EA Talks "Worst Company in America" Controversy and How It's Changing
"As long as I draw breath, this will not happen again."
Even if it was just an online poll, being voted the "worst company in America" in 2012 and again in 2013 was something Electronic Arts had major problems with and took serious steps to correct. Executive editor Ian Sherr of GameSpot sister site CNET dives deep into the subject as part of a wide-ranging feature published today that offers an inside look into how EA got there, and how the company hopes to change in the future.
The story starts off with EA interim CEO Larry Probst's reaction when he found out his company received the ugly honor a second time. "It was a hideous thing," he said.
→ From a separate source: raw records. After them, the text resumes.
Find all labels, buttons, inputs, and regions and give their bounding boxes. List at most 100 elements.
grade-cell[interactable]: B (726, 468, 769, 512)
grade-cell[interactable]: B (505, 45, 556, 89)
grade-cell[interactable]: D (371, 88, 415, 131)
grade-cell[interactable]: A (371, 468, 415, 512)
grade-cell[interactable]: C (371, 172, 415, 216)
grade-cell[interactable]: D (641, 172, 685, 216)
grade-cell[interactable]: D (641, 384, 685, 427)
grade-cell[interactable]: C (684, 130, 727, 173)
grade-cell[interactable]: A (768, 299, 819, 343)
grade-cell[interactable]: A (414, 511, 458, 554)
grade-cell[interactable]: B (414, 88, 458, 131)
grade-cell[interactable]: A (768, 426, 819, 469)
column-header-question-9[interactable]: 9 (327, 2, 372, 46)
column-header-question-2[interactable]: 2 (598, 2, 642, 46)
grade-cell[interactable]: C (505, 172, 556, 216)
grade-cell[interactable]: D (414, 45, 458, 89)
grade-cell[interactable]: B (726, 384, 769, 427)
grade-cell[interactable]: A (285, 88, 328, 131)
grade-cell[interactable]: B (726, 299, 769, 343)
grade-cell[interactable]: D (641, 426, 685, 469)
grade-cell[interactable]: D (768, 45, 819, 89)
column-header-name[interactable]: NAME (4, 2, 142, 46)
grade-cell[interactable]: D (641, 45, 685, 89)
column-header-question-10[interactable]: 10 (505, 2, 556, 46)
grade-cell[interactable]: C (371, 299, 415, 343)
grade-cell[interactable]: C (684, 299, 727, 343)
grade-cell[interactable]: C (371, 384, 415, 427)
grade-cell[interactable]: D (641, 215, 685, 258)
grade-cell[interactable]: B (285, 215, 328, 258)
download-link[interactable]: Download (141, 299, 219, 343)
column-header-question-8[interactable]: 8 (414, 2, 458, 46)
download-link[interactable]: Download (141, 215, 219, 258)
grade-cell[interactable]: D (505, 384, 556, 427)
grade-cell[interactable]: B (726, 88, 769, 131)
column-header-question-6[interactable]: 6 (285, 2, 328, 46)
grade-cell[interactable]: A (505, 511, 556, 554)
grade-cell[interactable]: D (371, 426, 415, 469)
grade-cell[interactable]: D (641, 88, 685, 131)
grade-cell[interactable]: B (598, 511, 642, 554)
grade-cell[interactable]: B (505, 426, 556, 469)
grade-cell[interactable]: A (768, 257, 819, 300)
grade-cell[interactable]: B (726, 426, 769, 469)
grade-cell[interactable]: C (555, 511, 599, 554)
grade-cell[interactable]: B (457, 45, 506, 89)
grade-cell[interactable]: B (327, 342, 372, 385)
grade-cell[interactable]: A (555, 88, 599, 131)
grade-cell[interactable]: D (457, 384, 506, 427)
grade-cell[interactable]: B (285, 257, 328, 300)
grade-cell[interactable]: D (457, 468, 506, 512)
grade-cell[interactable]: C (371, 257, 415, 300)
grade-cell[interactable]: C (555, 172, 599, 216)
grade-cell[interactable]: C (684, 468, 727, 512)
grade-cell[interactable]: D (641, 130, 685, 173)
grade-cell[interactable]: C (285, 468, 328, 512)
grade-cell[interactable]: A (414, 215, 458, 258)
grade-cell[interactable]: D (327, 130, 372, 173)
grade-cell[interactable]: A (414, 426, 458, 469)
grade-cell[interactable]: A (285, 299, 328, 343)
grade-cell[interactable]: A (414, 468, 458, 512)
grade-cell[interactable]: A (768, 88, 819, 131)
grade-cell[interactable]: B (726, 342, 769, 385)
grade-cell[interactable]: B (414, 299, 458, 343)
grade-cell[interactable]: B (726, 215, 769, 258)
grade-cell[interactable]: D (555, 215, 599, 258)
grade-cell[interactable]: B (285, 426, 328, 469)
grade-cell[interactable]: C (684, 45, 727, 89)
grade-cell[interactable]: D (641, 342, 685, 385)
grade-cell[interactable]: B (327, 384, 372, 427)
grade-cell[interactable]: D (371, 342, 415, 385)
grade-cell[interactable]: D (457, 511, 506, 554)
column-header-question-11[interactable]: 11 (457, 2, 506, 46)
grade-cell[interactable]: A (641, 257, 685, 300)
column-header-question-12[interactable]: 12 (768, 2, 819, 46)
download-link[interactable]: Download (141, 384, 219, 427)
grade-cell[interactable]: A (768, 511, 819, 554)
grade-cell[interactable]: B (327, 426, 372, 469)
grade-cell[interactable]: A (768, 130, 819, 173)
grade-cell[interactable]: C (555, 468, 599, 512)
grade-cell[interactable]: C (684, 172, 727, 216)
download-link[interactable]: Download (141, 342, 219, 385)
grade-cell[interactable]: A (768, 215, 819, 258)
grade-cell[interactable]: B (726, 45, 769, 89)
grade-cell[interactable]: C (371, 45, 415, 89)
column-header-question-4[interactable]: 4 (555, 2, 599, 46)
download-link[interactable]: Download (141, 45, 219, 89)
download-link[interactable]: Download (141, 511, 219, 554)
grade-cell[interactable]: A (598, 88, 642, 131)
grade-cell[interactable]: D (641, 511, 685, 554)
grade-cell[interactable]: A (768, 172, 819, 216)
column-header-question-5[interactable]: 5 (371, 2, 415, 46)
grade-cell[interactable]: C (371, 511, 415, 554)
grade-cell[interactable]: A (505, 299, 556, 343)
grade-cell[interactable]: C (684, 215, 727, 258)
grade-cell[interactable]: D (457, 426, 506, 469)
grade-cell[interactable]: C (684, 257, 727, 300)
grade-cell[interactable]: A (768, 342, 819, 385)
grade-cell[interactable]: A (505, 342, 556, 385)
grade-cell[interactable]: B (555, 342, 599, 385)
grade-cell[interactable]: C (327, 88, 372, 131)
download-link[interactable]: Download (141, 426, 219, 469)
One person speaking to CNET about that day said Probst "hit the roof."
Now, a year and a half later, Probst--who was brought on as interim CEO after John Riccitiello quit in March 2013--recalled what he told his senior staff at the time.
"The message I tried to deliver was, 'This will not happen again,'" Probst said. "'As long as I draw breath, this will not happen again.'"
Probst brought together a team of EA executives (he referred to it as a "rehabilitation group") for an important meeting in April 2013. Their directive was to systematically develop a set of policies regarding what EA could do differently to better address the concerns and desires of gamers.
In September 2013, Andrew Wilson was named the new EA CEO. Five months later, in February 2014, he assembled 146 of EA's top executives at the company's headquarters for a non-traditional meeting. The group came together for one purpose: to try to better understand why some customers were so upset with EA.
Sherr writes: "The group was led to the basketball court, which had been temporarily remade into a conference space with stations of computers and telephone lines. For hours, executives went through the steps of installing, troubleshooting, and playing the company's games. They also listened in on customer service calls so they could hear firsthand players' frustrations."
Wilson admitted that EA didn't always do a great job of thinking about what its business decisions meant "in the context of the player experience."